Le Conseil de sécurité

Le Conseil de sécurité de l’ONU, comme le gouvernement congolais et les pays donateurs, a réagi lentement à la crise au Nord-Kivu. Il était préoccupé initialement par les problèmes de prise du pouvoir du gouvernement Kabila et par le renouvellement du mandat de la MONUC, effectué le 15 mai 2007 seulement, après deux extensions temporaires.

Pendant une brève visite au Congo en juin, les membres du Conseil se sont rendus compte des conséquences humanitaires des opérations militaires dans l’Est et de l’effondrement de la tentative de solution politique à l’intégration des troupes de Nkunda dans l’armée congolaise.233 A peine plus d’une semaine plus tard, le Secrétaire général a présenté au Conseil son rapport sur les graves exactions contre les enfants qui se poursuivaient dans les zones de conflit du Congo, dont le recrutement et l’utilisation d’enfants soldats.
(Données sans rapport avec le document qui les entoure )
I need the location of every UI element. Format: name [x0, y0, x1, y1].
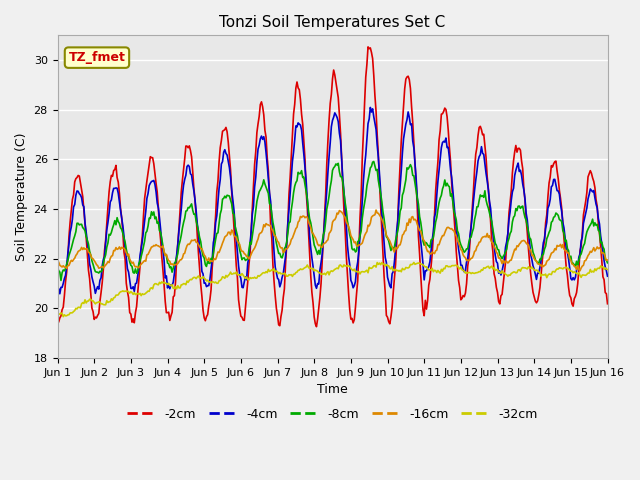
-4cm: [333, 115, 341, 120]
Text: TZ_fmet: TZ_fmet: [68, 51, 125, 64]
-32cm: [454, 265, 462, 271]
-4cm: [54, 287, 61, 292]
-16cm: [303, 215, 311, 220]
-32cm: [604, 266, 611, 272]
-8cm: [333, 162, 341, 168]
-16cm: [442, 227, 450, 233]
-16cm: [332, 215, 340, 220]
-4cm: [580, 216, 588, 221]
-8cm: [54, 265, 61, 271]
-8cm: [57, 277, 65, 283]
-2cm: [364, 44, 372, 50]
-4cm: [305, 212, 312, 218]
-32cm: [410, 260, 418, 265]
Y-axis label: Soil Temperature (C): Soil Temperature (C): [15, 132, 28, 261]
-2cm: [604, 301, 611, 307]
-32cm: [444, 263, 451, 269]
-2cm: [444, 114, 451, 120]
-4cm: [444, 144, 451, 150]
-16cm: [604, 257, 611, 263]
-32cm: [461, 270, 469, 276]
-16cm: [454, 237, 461, 243]
-2cm: [580, 205, 588, 211]
-32cm: [305, 264, 312, 270]
-8cm: [604, 260, 611, 266]
-16cm: [54, 258, 61, 264]
-16cm: [576, 268, 584, 274]
X-axis label: Time: Time: [317, 383, 348, 396]
Line: -8cm: -8cm: [58, 161, 607, 280]
-2cm: [461, 290, 469, 296]
-2cm: [54, 313, 61, 319]
-16cm: [372, 207, 380, 213]
-4cm: [56, 291, 63, 297]
-4cm: [461, 267, 469, 273]
-4cm: [604, 273, 611, 279]
-8cm: [305, 207, 312, 213]
-8cm: [454, 231, 462, 237]
-32cm: [54, 310, 61, 316]
-32cm: [60, 314, 67, 320]
-4cm: [454, 246, 462, 252]
Legend: -2cm, -4cm, -8cm, -16cm, -32cm: -2cm, -4cm, -8cm, -16cm, -32cm: [122, 403, 543, 426]
Line: -32cm: -32cm: [58, 263, 607, 317]
-2cm: [333, 87, 341, 93]
-16cm: [460, 254, 468, 260]
Line: -4cm: -4cm: [58, 108, 607, 294]
-2cm: [303, 205, 311, 211]
-8cm: [444, 180, 451, 186]
Line: -2cm: -2cm: [58, 47, 607, 327]
-32cm: [580, 272, 588, 278]
Line: -16cm: -16cm: [58, 210, 607, 271]
Title: Tonzi Soil Temperatures Set C: Tonzi Soil Temperatures Set C: [220, 15, 445, 30]
-8cm: [580, 240, 588, 246]
-16cm: [580, 258, 588, 264]
-4cm: [367, 105, 374, 110]
-2cm: [454, 277, 462, 283]
-32cm: [333, 265, 341, 271]
-2cm: [312, 324, 320, 330]
-8cm: [461, 248, 469, 254]
-8cm: [370, 158, 378, 164]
Le Conseil a d’abord exprimé de sérieuses préoccupations sur la détérioration de la situation dans l’Est dans une déclaration présidentielle le 23 juillet. Chagriné par l’empressement signalé des officiers supérieurs de la MONUC à soutenir le gouvernement congolais contre ses opposants, en particulier Nkunda, le Conseil a souligné la nécessité d’une solution politique. Le représentant diplomatique d’une des nations concernées a dit carrément que cette déclaration constituait une directive du Conseil pour que la  MONUC n’attaque pas Nkunda sans en avoir référé d’abord au Conseil pour obtenir son autorisation. Le Conseil s’est aussi fait l’écho de la préoccupation du Secrétaire général concernant le recrutement et l’utilisation d’enfants soldats, en particulier dans les brigades mixées. Il a appelé à poursuivre l’action contre les FDLR.234

La MONUC

La MONUC a dû redéfinir son rôle après l’élection pour tenir compte du nouveau gouvernement élu. Ce processus a été particulièrement compliqué dans l’Est du Congo où les troupes de Nkunda, officiellement partie de l’armée congolaise, étaient engagées dans des opérations militaires contre l’armée, et où les FDLR étaient qualifiées de force négative à éliminer, bien que parfois elles bénéficiaient du soutien tacite des soldats de l’armée congolaise. Tout en essayant de négocier les complexités politiques de cette situation, la MONUC devait aussi faire face à des allégations de corruption dans ses propres rangs, tant en Ituri qu’au Nord-Kivu, où les soldats de la MONUC auraient donné des informations militaires aux FDLR et à d’autres groupes armés en échange d’or.235

Mandat de protection des civils     

Les observations et les conversations des chercheurs de Human Rights Watch avec les habitants du Nord-Kivu en 2006 et 2007 ont montré que la plupart des habitants appréciaient la protection offerte aux civils par la MONUC. En février par exemple, les forces de maintien de la paix de la MONUC ont escorté une centaine de civils pour les mettre en lieu sûr, placés entre deux tanks, après que les forces de Nkunda avaient attaqué Katwiguru.236 Les sondages d’opinion organisés par des ONG internationales ont confirmé une appréciation populaire générale des efforts de la MONUC en matière de protection. Les populations des Kivus estimaient généralement que la MONUC devait faire davantage pour les protéger, toutefois, et elles étaient promptes à la critiquer dans les cas où elles pensaient que la MONUC avait échoué à assurer la protection nécessaire. 237

Quand les soldats de Nkunda ont attaqué la ville de Sake le 25 novembre 2006, les soldats de l’armée congolaise qui défendaient la ville ont pris la fuite. Les soldats de la MONUC ne sont pas intervenus pour empêcher la ville de tomber aux mains des insurgés, alors que la MONUC dispose d’une base à Mubambiro, à deux kilomètres seulement de Sake. Les habitants qui ont dû abandonner leurs maisons ont exprimé plus tard leur colère en jetant des pierres sur des véhicules appartenant à la MONUC.238

Deux jours après la chute de Sake, cependant, les troupes de la MONUC ont répondu énergiquement à une attaque imminente des hommes de Nkunda contre Goma, capitale de la province du Nord-Kivu. Les officiers de la MONUC ont apparemment compris que des pertes humaines sévères pourraient se produire si Nkunda prenait la ville, et ils ont ordonné aux soldats du maintien de la paix de repousser les forces de Nkunda jusqu’à leurs positions d’origine. 239

Quand le combat entre les troupes de Nkunda et l’armée congolaise a repris en août 2007, des habitants de Goma sont descendus dans les rues pour manifester contre la MONUC qui, affirmaient-ils, n’avait pas fait assez pour résoudre le problème de Nkunda.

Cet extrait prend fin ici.